We decided that since this pudding was like bread, we would make French toast of it. And so, we got out our Louisiana charity cookbook because, and we say this lovingly (and as people who've been decamped in the south for some time), if there's any unhealthy food, the south knows how to make it better.
Case in point:
|The Cotton Country Collection, 1972|
This is one of the few recipes in this book that doesn't have Mrs. Some Husband's Name under it. Reading through the book, one gets the impression that such anonymous recipes are for things that no one submitted but the Committee (always capitalized) felt should not be left out of a printed and bound compendium of the local food. ("We've got five Heavenly Hash Cakes and nine Hush Puppies but no one sent in Poor Knights?")
|The pudding, which looks more dead than sliced.|
French toast growing up was always just bread soaked in eggs and milk (though we've discovered blenderized bananas work as well). No one added spices and such, and we didn't bring breadcrumb coatings into the business.
So, let's have a look at what we're about to soak these things in!
You should know that while I have been given to being a lot more generous with spices than recipe writers say I should, these are measured out exactly as specified.
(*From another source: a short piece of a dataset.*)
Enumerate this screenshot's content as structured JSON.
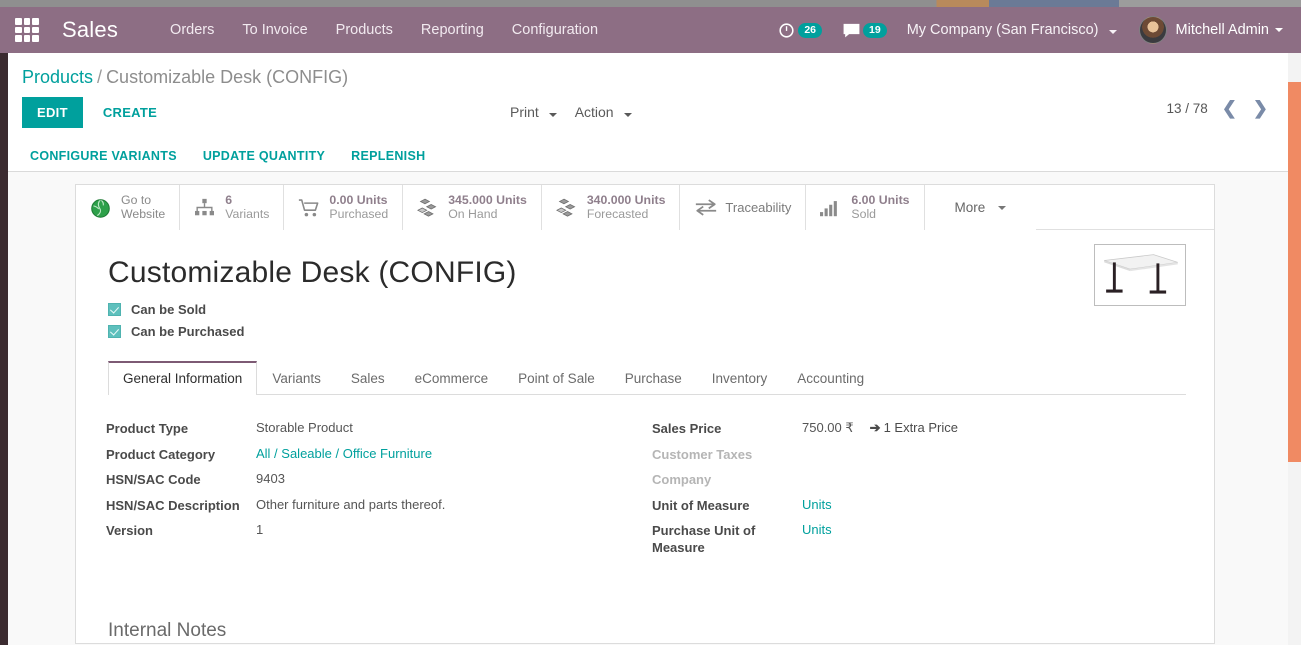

|Beaten as uniform as it was going to get.|
We were curious, what did this sugared, spiced, egged milk stuff taste like? The answer? Egg nog! Yep, this tasted exactly like those cartons that contain what tastes like melted ice cream repackaged and sold at Christmas.
|Almost ready for its time overnight...|
And so, we dumped the egg nog on the alleged pudding (I still don't know if puddings are supposed to look like that) and attempted to sleep.
|In theory, this will be a wonderful breakfast.|
The next day, the egg stuff had gotten unnervingly syrupy. One would logically surmise that all the surplus liquid had soaked into the bread, but it still looked like it was going rancid.
Most people faced with semi-gelatinous green egg nog with brown "bread" floating in it would either put it down the sink disposer or bury it. However, we exhumed some bread crumbs from something that was fried in the name of Easter and did this.
Wait, it's missing something. Now we have chicken-fried steak with syrup on top.
As for the result? Blackberry pudding apparently strongly resists being modified- if you closed your eyes, you would never know it had been repurposed as French toast. It was just the pudding with a crispy crust added. Maybe if you used plain bread, you could tell it spent the night marinating in egg nog.